70 balcones y ninguna flor

Diego Guelar

Hace casi 70 años, un 17 de octubre nacía lo que se llegaría a conocer como el movimiento nacional justicialista. Veinticinco años después, todavía desde su exilio español, el general Domingo Perón le diría a Tomás Eloy Martínez: “En Argentina hay un 30 % de radicales, un 30 % de conservadores y otro tanto de socialistas”. “¿Y los peronistas?”, inquirió Tomás Eloy. “Ah, no, peronistas son todos”, respondió el general.

En las últimas PASO, el peronismo oficialista obtuvo casi el 40 % de los votos. El peronismo disidente -Sergio Massa y José Manuel de la Sota- el 20 %. El peronismo puntano -Rodríguez Saa- casi el 3 % y el peronismo independiente, aproximadamente el 30 % de los obtenidos por Cambiemos -otro 10 %. ¡La sumatoria da la friolera de 73 % del electorado! No podemos sorprendernos. En octubre del 2013, tres candidatos peronistas que competían en las elecciones parlamentarias de la provincia de Buenos Aires -Massa, Martín Insaurralde y Francisco de Narváez- obtuvieron, en conjunto, el 85% de los votos.

Ese movimiento, formación política supralegal integrada por ramas: política, gremial, mujeres, jóvenes y empresarios liderados por un caudillo y que se expresaba electoralmente a través de un partido -el Justicialista- representó durante décadas un 50 % más un poco que le permitía ganar elecciones, superar proscripciones o golpes de Estado y supervivir a su líder y fundador.

También logró travestirse, reinventarse y encarnarse en sucesivas etapas, pasando por el nacionalismo autárquico, el cristianismo conservador, el cristianismo revolucionario, el laicismo anticonfesional (incluyendo quema de iglesias), el desarrollismo, el marxismo guerrillerista y el liberalismo para volver al nacionalismo xenófobo de los cuarenta, como si nada hubiera pasado en la Argentina y el mundo desde el fin de la Segunda Guerra Mundial.

Y ahora, en esta campaña electoral de cara al 25 de octubre, salen de las catacumbas calificativos como “gorilas”, “anti patria”, “camporistas”, “conspiración internacional”, “oligarcas”, etcétera.

Más que un movimiento pendular, se produce el “efecto Perinola”, que gira y gira sin moverse del mismo lugar.

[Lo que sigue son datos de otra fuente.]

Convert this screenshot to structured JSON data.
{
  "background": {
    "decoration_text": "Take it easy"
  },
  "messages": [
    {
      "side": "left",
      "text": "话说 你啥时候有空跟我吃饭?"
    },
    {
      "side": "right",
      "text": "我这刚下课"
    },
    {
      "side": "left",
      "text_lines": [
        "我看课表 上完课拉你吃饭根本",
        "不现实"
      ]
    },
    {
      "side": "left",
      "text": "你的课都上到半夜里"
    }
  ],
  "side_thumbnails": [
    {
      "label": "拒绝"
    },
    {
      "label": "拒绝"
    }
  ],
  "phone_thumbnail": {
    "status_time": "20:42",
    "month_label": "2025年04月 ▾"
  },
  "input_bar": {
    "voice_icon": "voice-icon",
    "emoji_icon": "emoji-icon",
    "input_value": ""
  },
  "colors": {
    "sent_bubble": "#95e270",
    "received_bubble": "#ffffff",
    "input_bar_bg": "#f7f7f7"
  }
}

En estos setenta años vimos desaparecer el imperio soviético, el marxismo, el varguismo brasileño, el movimiento de no alineados, el PRI mexicano (como partido único), el APRA peruano y prácticamente todos los movimientos personalistas, con lamentables excepciones: el chavismo en Venezuela, Mugabe en Zimbabue o King Jong-Un en Corea del Norte (monarca absoluto de tercera generación).

El peronismo es hoy una subcultura hegemónica en Argentina cuyo modelo político-ideológico y económico tiene flexibilidad total y responde a una necesidad casi adolescente de transferir la autoridad total al que resulte líder supremo, quien puede redefinir su contenido en función de sus prioridades personales, adaptándolas a la coyuntura internacional y a los recursos locales disponibles.

Las próximas elecciones son la oportunidad de ratificar o corregir este esquema que coloca a la Argentina en los márgenes más lejanos de la periferia planetaria. Curiosamente, somos los peronistas que supimos serlo, los que siguen siéndolo y los que se incorporan desde su juventud e inexperiencia -la inmensa mayoría de los argentinos- quienes podemos madurar y elegir una forma de actualizar ese rico legado y resignificarnos en forma más plural, democrática y republicana.

El futuro nos sigue esperando. Es hora de que sepamos construirlo.